Sunday, June 22, 2014

Taming of the Review--the Spago Tasting Menu Pt. 2

Immediately inside, standing attention at the host stand was the Maitre’d at Spago Beverly Hills, Jenny.  The time difference between a small delay and an hour-long wait could be subdivided by a simple twenty dollar bill while a hundred could send time reeling backwards.  Once past the portal, guests were escorted by cordial, and smartly dressed young ladies through the bustling, loud dining room, and seated at an elegant table with creme colored linen, and heavy teak chairs with the Flame of Life etched into their backs.  The pulling of the chairs for the guests was of utmost importance for no other reasons than, 1) it was polite, and 2) they weighed a fucking ton.   These custom made behemoths were a sight to behold.  They were unstackable, in yet another Barbara Lazaroff design triumph of form over function.  Their legs undulated, giving way to impossible curves that brought to mind Steve Martin’s Cruel Shoes.  I remember when the restaurant was new, and Barbara saw damage on these chairs, she went berserk, and you’d hear her and Wolf arguing in the hallway by the garden.  “Barbara, it’s a restaurant, not a museum!” he would lament.
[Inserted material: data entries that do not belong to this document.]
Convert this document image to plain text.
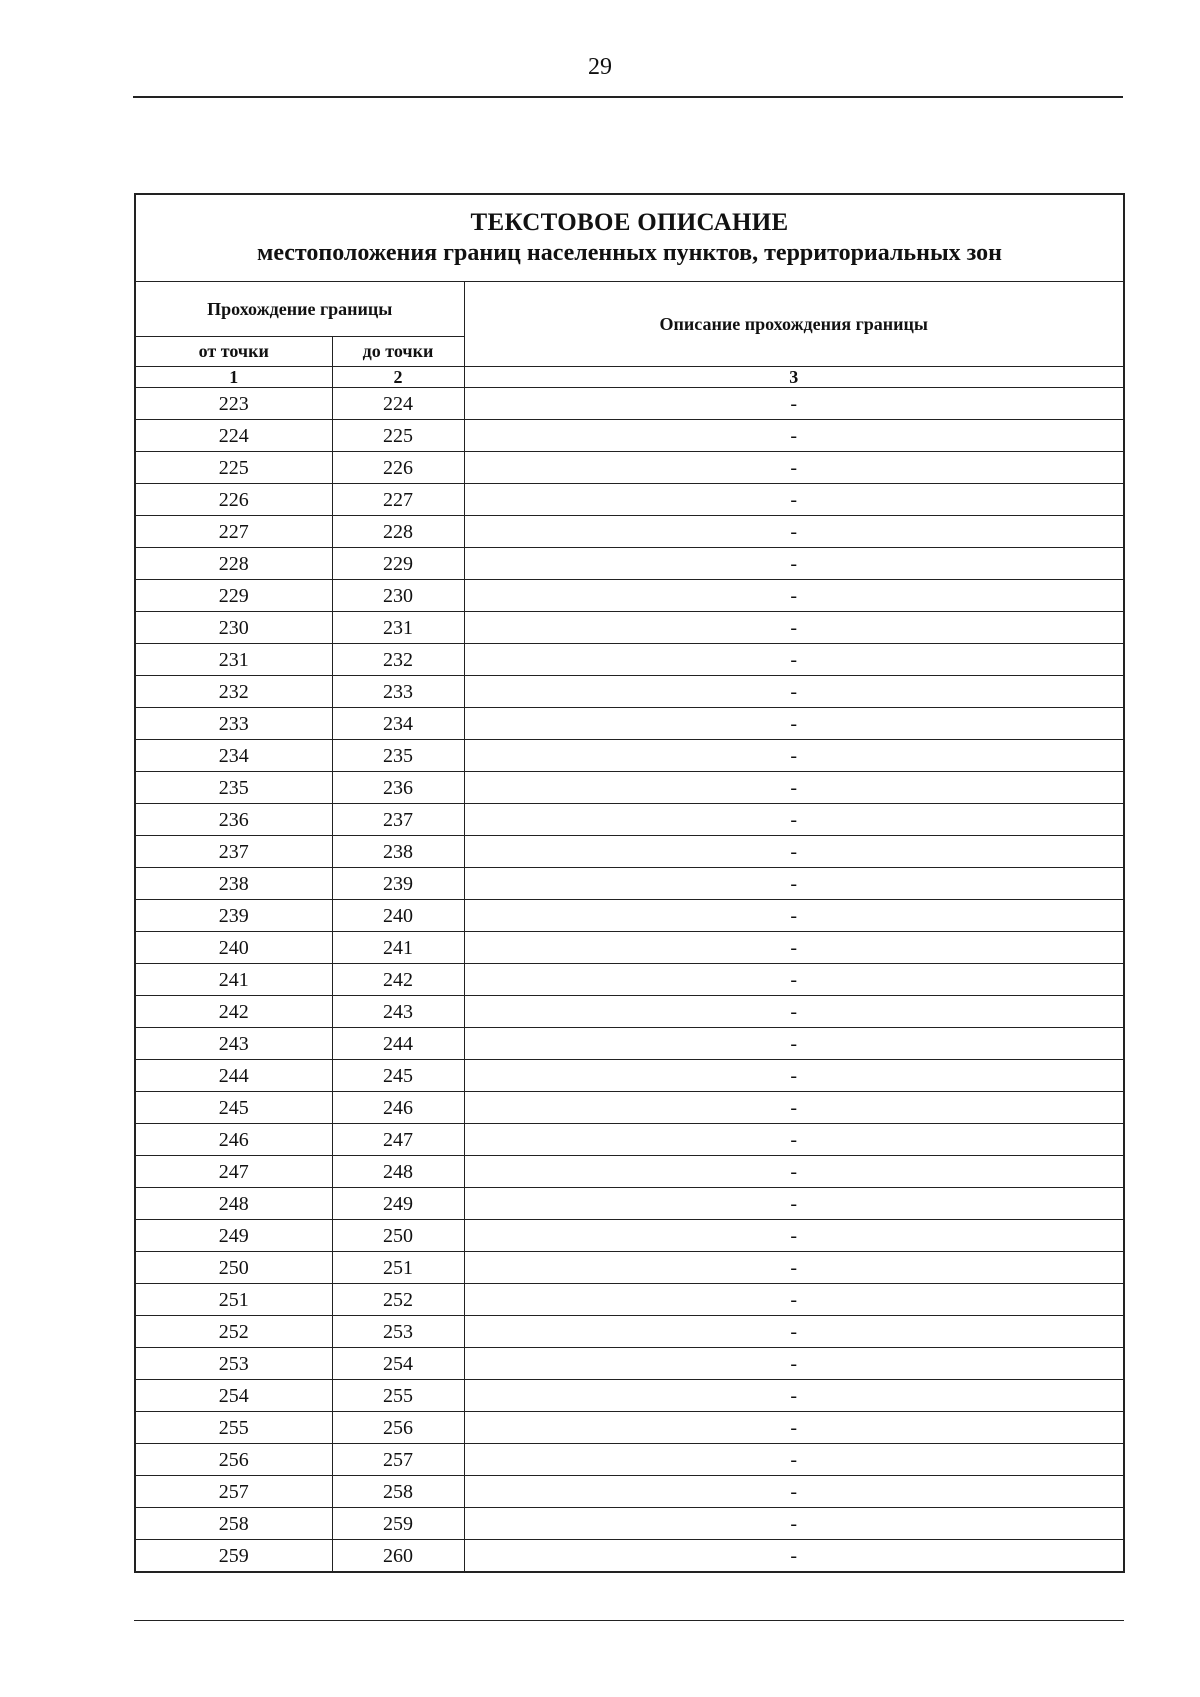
29
ТЕКСТОВОЕ ОПИСАНИЕ
местоположения границ населенных пунктов, территориальных зон		

Прохождение границы		Описание прохождения границы
от точки	до точки	
1	2	3
223	224	-
224	225	-
225	226	-
226	227	-
227	228	-
228	229	-
229	230	-
230	231	-
231	232	-
232	233	-
233	234	-
234	235	-
235	236	-
236	237	-
237	238	-
238	239	-
239	240	-
240	241	-
241	242	-
242	243	-
243	244	-
244	245	-
245	246	-
246	247	-
247	248	-
248	249	-
249	250	-
250	251	-
251	252	-
252	253	-
253	254	-
254	255	-
255	256	-
256	257	-
257	258	-
258	259	-
259	260	-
When we knew a guest was planning to have  a tasting menu--or if the guest was a reviewer who had no choice but to eat whatever we served --the table was set simply, with a classic mis-en-place and a champagne flute.  Old school joints like Chasens began with an empty table, the waiter taking a cocktail or champagne order and serving up that order with oysters or their famous seafood platter and afterwards setting up the appropriate mis-en-place.  But by the time Spago Beverly Hills opened, times had changed. In the new era, even VIPs wanted bread right away, and Spago obliged serving an array of wonderful house baked breads like crispy Lavash, as well as olive, walnut, and sourdough from Nancy Silverton’s La Brea Bakery.  Spago couldn’t make everything in house, but if they went outside, they went for the best.  This also made sense as Nancy and her husband/partner, Mark Peel had both apprenticed at Spago in the 1980s.
So now the guest is seated, so let’s get started.  A true tasting menu always begins with champagne.  Cocktails at the table are bad-form.  Having a Negroni lingering on the sidelines like some vagrant on a piazza in Florence is absurd, but a wise waiter carefully navigates these waters.  You don’t want the guest juggling his cocktail, and Billecart-Salmon with his amuse bouche (its purpose to amuse the senses), miso cone with ahi tuna tartare.  The wise waiter proffers champagne with a small introduction.  “We are happy to offer a world renowned cuvee Bille-Cart Salmon Brut Rose,” making the 3 oz. pour in one pass. 
            The fine waiter pours the Billecart-Salmon and the iridescent bubbles that race to the top, dare him to twist the bottle back just before overflowing.  If all goes well, the table will be aglow with an effervescence that beckons the diner to a higher state of consciousness.  Something truly wonderful is about to reveal itself.  If the stars have led us towards a fusion of cultures, the sesame miso cone with Ahi tartare will manifest itself, or perhaps the strong pull of traditional European cuisine will be desired, and then the amuse bouche might be a potato gallette with crème fraiche, smoked sturgeon and black osetra caviar.  Either way, the champagne and crunch transport the diner into an astral plane; he is rising and flying, like a honeybee racing, towards the warmth of the sun.